I can normally handle him stands out from your posts. Any marriage where you have to "handle" each other sounds exhausting and not how it should be. Also the "handling" seems to involve you lying, changing your plans to suit old sulky boots and generally trending on eggshells. Not good.

Cabrinha · 21/07/2015 07:59

You have to "handle" him, and he gives you "the silent treatment"?

Yep, YWBU to lie.

Unreasonable to yourself.

Repost in relationship lovey - I expect there's more to talk about.

Mrsjayy · 21/07/2015 07:59

Sounds stressful partners/spouses shouldnt need handled lovey.

yeoldeoaktree · 21/07/2015 07:59

Usually I am strong and will stand up to him,and never mind the consequences but I just want a nice weekend with my friends followed by a nice birthday weekend and a little lie seems the best way of achieving those.

OP posts:
Bakeoffcake · 21/07/2015 07:59

You shouldn't have to tell him a white lie inorder to avoid him sulking.Sad

How often does he do this sulking thing?

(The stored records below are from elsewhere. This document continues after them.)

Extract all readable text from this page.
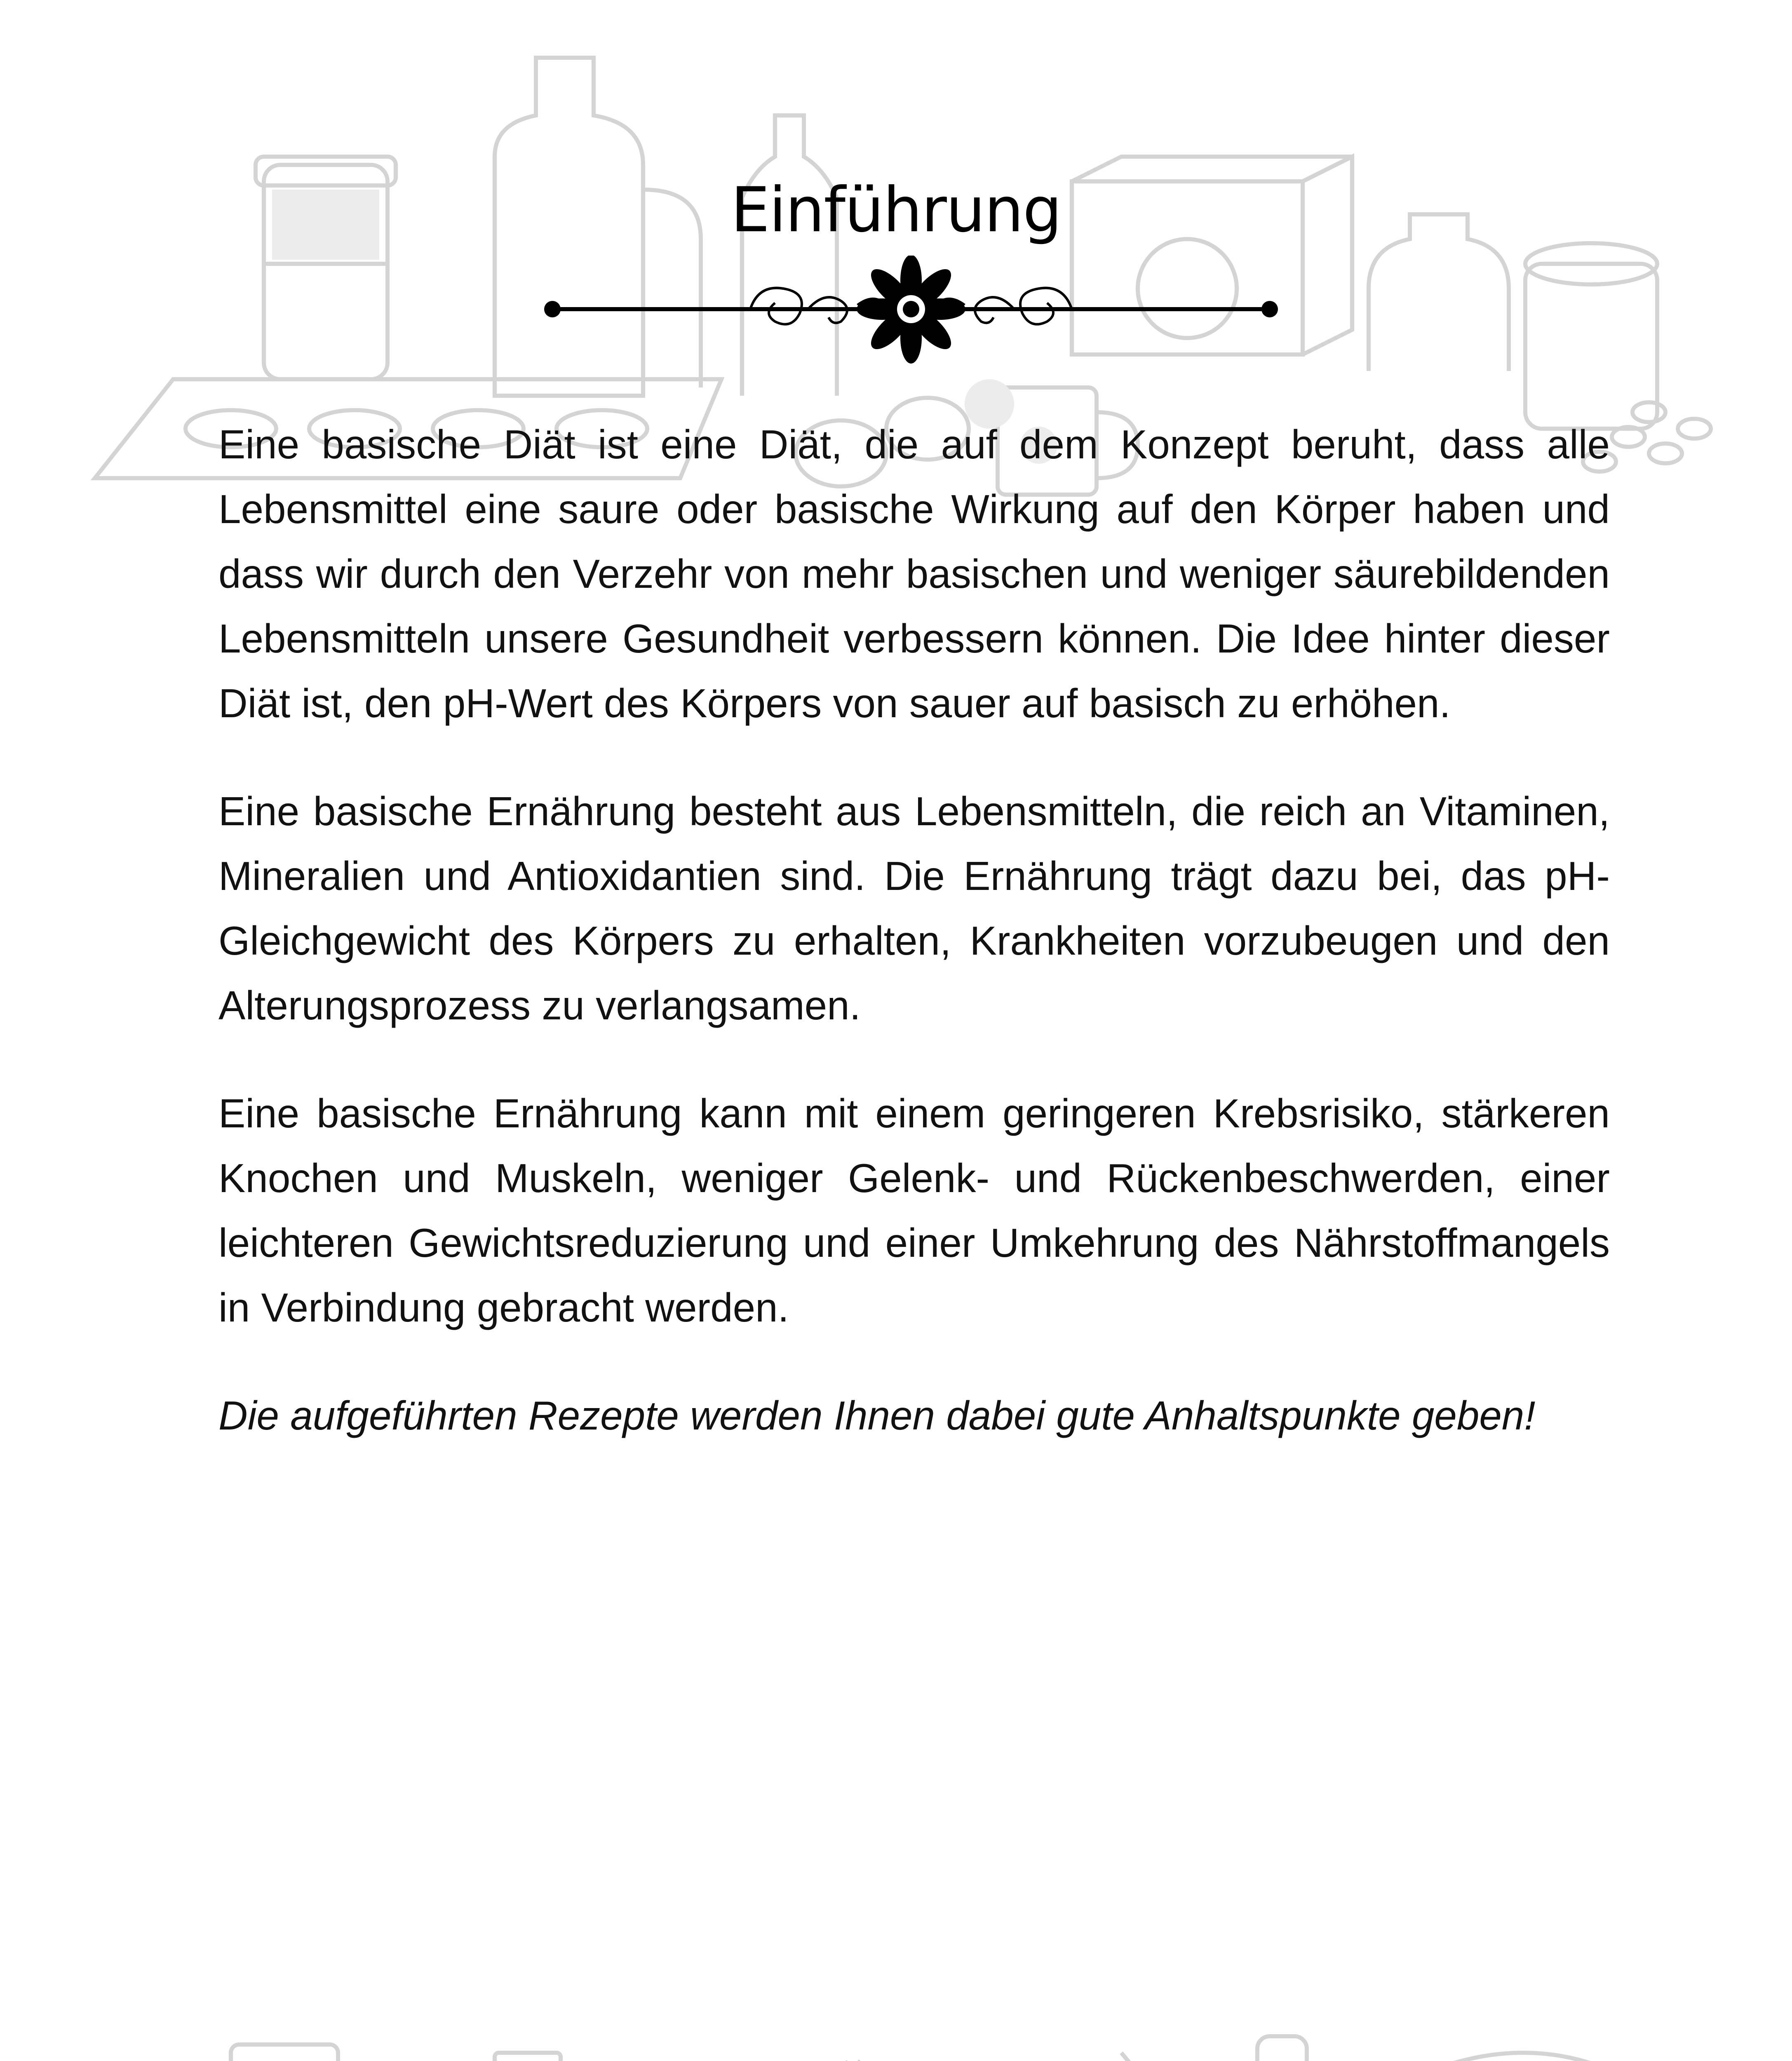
Einführung

Eine basische Diät ist eine Diät, die auf dem Konzept beruht, dass alle Lebensmittel eine saure oder basische Wirkung auf den Körper haben und dass wir durch den Verzehr von mehr basischen und weniger säurebildenden Lebensmitteln unsere Gesundheit verbessern können. Die Idee hinter dieser Diät ist, den pH-Wert des Körpers von sauer auf basisch zu erhöhen.

Eine basische Ernährung besteht aus Lebensmitteln, die reich an Vitaminen, Mineralien und Antioxidantien sind. Die Ernährung trägt dazu bei, das pH-Gleichgewicht des Körpers zu erhalten, Krankheiten vorzubeugen und den Alterungsprozess zu verlangsamen.

Eine basische Ernährung kann mit einem geringeren Krebsrisiko, stärkeren Knochen und Muskeln, weniger Gelenk- und Rückenbeschwerden, einer leichteren Gewichtsreduzierung und einer Umkehrung des Nährstoffmangels in Verbindung gebracht werden.

Die aufgeführten Rezepte werden Ihnen dabei gute Anhaltspunkte geben!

What else triggers it?

You should be able to go and enjoy yourself, like any other normal adult woman.

maras2 · 21/07/2015 07:59

Silent treatment! Shock Good Lord he's sounding worse with each post.Go for your hen do and take the time away to reflect on your relationship.

MaidOfStars · 21/07/2015 07:59

He sounds like a bit of a bellend, to be honest. Do you even recognise this as controlling and manipulative behaviour?

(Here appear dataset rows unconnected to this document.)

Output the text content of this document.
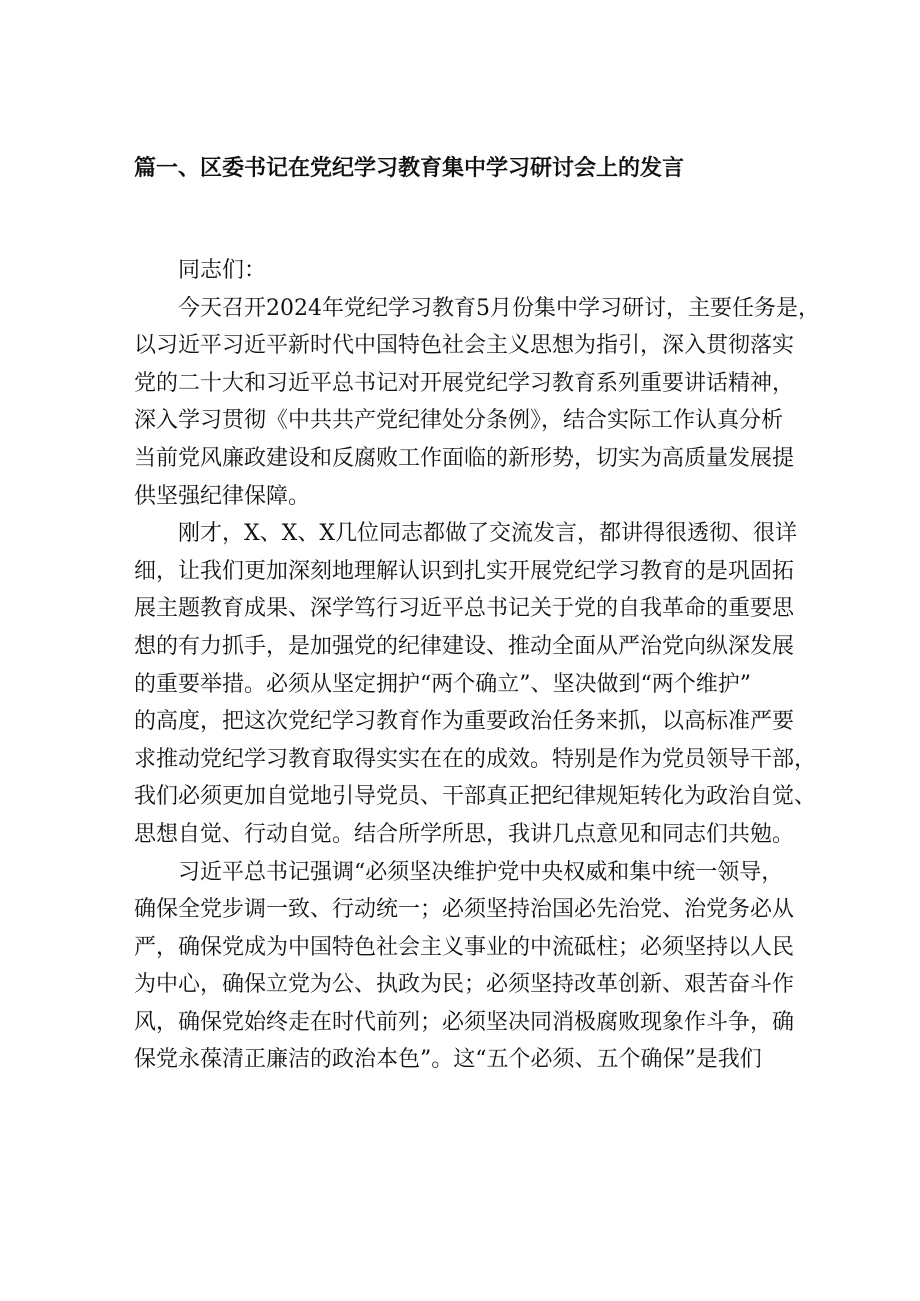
篇一、区委书记在党纪学习教育集中学习研讨会上的发言
同志们：
今天召开2024年党纪学习教育5月份集中学习研讨，主要任务是，
以习近平习近平新时代中国特色社会主义思想为指引，深入贯彻落实
党的二十大和习近平总书记对开展党纪学习教育系列重要讲话精神，
深入学习贯彻《中共共产党纪律处分条例》，结合实际工作认真分析
当前党风廉政建设和反腐败工作面临的新形势，切实为高质量发展提
供坚强纪律保障。
刚才，X、X、X几位同志都做了交流发言，都讲得很透彻、很详
细，让我们更加深刻地理解认识到扎实开展党纪学习教育的是巩固拓
展主题教育成果、深学笃行习近平总书记关于党的自我革命的重要思
想的有力抓手，是加强党的纪律建设、推动全面从严治党向纵深发展
的重要举措。必须从坚定拥护“两个确立”、坚决做到“两个维护”
的高度，把这次党纪学习教育作为重要政治任务来抓，以高标准严要
求推动党纪学习教育取得实实在在的成效。特别是作为党员领导干部，
我们必须更加自觉地引导党员、干部真正把纪律规矩转化为政治自觉、
思想自觉、行动自觉。结合所学所思，我讲几点意见和同志们共勉。
习近平总书记强调“必须坚决维护党中央权威和集中统一领导，
确保全党步调一致、行动统一；必须坚持治国必先治党、治党务必从
严，确保党成为中国特色社会主义事业的中流砥柱；必须坚持以人民
为中心，确保立党为公、执政为民；必须坚持改革创新、艰苦奋斗作
风，确保党始终走在时代前列；必须坚决同消极腐败现象作斗争，确
保党永葆清正廉洁的政治本色”。这“五个必须、五个确保”是我们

Kampeki · 21/07/2015 08:00

The irony is, the weekend away is supposed to be a treat for the OP's birthday, and yet her DH is using it to try and manipulate her into changing her plans with her friends. :(

SparkleZilla · 21/07/2015 08:01

DH wants us to go away for the weekend as its my birthday the week after next, and this weekend fits better into his plans than next.

you have a prior engagement so going away with DH this weekend doesnt fit in with your plans, for your birthday

redfairy · 21/07/2015 08:02

I'd lie. Nothing worse than a sulky husband. You know how to handle him best.(provided your lie wont unravel at the wedding)

TheRealAmyLee · 21/07/2015 08:02

I cant understand why the lies? In my house it would go "I'd love to do birthday stuff this weekend but it's X's hen party. Lets do the weekend after. Sounds great btw, thanks so much"
"Ok love I will book weekend after enjoy your hen"
Although somewhere in there one of us may playfully call the other a forgetful muppet Wink
I assumed that would be the normality? If you feel you need to lie to try and avoid being made to feel shit over this I think you have much bigger things to worry about.